Every two minutes after that last message, radio contact was attempt-ed with the regiment. Hours after 4:22 am, time of the last message, the regiments communications were silent. Headquarters was able to contact the 423d so final orders were sent to them to relay on that both regiments were to withdraw to a line on the river Ourthe.


Meanwhile Lt Col Leonard Umanoff of New York and the 2d Battalion of the 424th Regiment were holding ground between the two cut-off regiments. Col Umanoff received his orders to withdraw and organized his men to so quietly and effectively that the enemy shelled his position the next morning under the impression that the troops were still holding there.


The withdrawal was a march of over 30 miles with soldiers becoming so exhausted that they threw away rubber overshoes because they were too weary to carry them. One, with a flat, tired voice, said, "It was more than you can expect of anyone who had so much in so short a while." And, as he said, "None of it gives a fellow an ounce of satisfaction except perhaps the way the men reacted in the situation."
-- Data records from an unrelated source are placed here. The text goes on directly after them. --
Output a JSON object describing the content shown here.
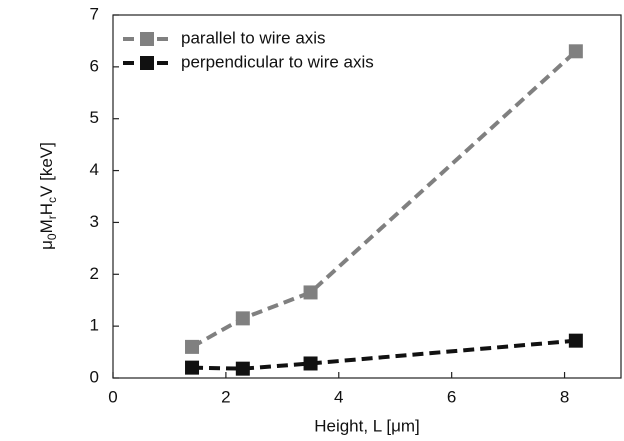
{
  "chart_data": {
    "type": "line",
    "x_label": "Height, L  [μm]",
    "y_label": [
      "μ",
      "0",
      "M",
      "r",
      "H",
      "c",
      "V [keV]"
    ],
    "x": [
      1.4,
      2.3,
      3.5,
      8.2
    ],
    "series": [
      {
        "name": "parallel to wire axis",
        "color": "#808080",
        "values": [
          0.6,
          1.15,
          1.65,
          6.3
        ]
      },
      {
        "name": "perpendicular to wire axis",
        "color": "#111111",
        "values": [
          0.2,
          0.18,
          0.28,
          0.72
        ]
      }
    ],
    "xlim": [
      0,
      9
    ],
    "xticks": [
      0,
      2,
      4,
      6,
      8
    ],
    "ylim": [
      0,
      7
    ],
    "yticks": [
      0,
      1,
      2,
      3,
      4,
      5,
      6,
      7
    ],
    "grid": false,
    "legend": "top-left"
  }
}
Their retreat was very tricky but a soul-sickening operation because they withdrew through a country overrun with patrols wearing United States uniforms and using United States armor, although the patrols were Germans using captured equip-ment. The enemy had the nerve to stop six trucks from divisional head-quarters. Nazis wearing captured United States M. P. uniforms stopped a convoy on the road and said that it was reserved for armor. They asked that word be passed down the line. The word was passed and when a nice, long column of trucks was halted, the Germans plastered the roads with 88's.


By forming an ever-narrowing defensive circle and passing troops through the bottleneck from St. Vith. remnants of the division finally got through to take up positions.


Save Christmas Turkeys


Lt Col Umanoff said that the hardest order to give was on Christmas Day, when the troops were so exhausted they could barely keep

awake. He ordered them to attack on high ground around Manhay. They took their objective, though.


Individual stories of gallantry during the ten days' nightmare are legion. They range from cooks who carried two field kitchens with rations and frozen turkeys for Christmas dinner out on their backs under fire to the tale of a signal officer and sergeant who kept division headquarters posted as to the enemy's advance.


The latter episode happened when the signal officer and sergeant were moving down the St. Vith-Schonberg road to repair communications. A patrol came up and informed them that the Germans were just around the next' bend of the road. The officer and sergeant promptly climbed to a telephone post and made contact with the division, informing them of the Nazis' position. Just as the Germans rounded the bend and began shooting, they made their car. From then on, they repeated the shinnying up the pole procedure, leaving each time as the enemy hove into sight. They kept this up to such good effect that troops, who had no previous warn-ing of the fast-moving enemy, were warned in time to set up a defense.


Messages Got Through


Then there was the story of Lt John Ford Riley, Sgt Ned Ford and T5 Harrold Farrell of Providence, who found enemy shellfire had cut the phone line 100 yards away from their post. Under heavy fire, they crawled out and repaired it. Again shellfire cut out the line—this time a mile away. Distance was nothing to them. They crawled out and fixed it again. They were no sooner back' from this perilous cross-country crawl than shellfire again cut the line. Once again it was mended by them.

T5's Zomb Sayjour and James Leonard with Pfc Donald Allen and Pvt Archie King did a swell job, too. They were running the advance telephone in Schonberg when the enemy began plastering their post. The first shell—and a big one, at that—hit the right side of the building and sheared it off. The next hit was on the front and bore it down. The third stripped off the roof. After that things were a bit too hot for tabulating when the nearest shell hit less than 10 yards from the switchboard.


But the vital messages kept coming and going through that switch board to the regiments who were cut off. The cut-off regiments were more important than shells, the men said.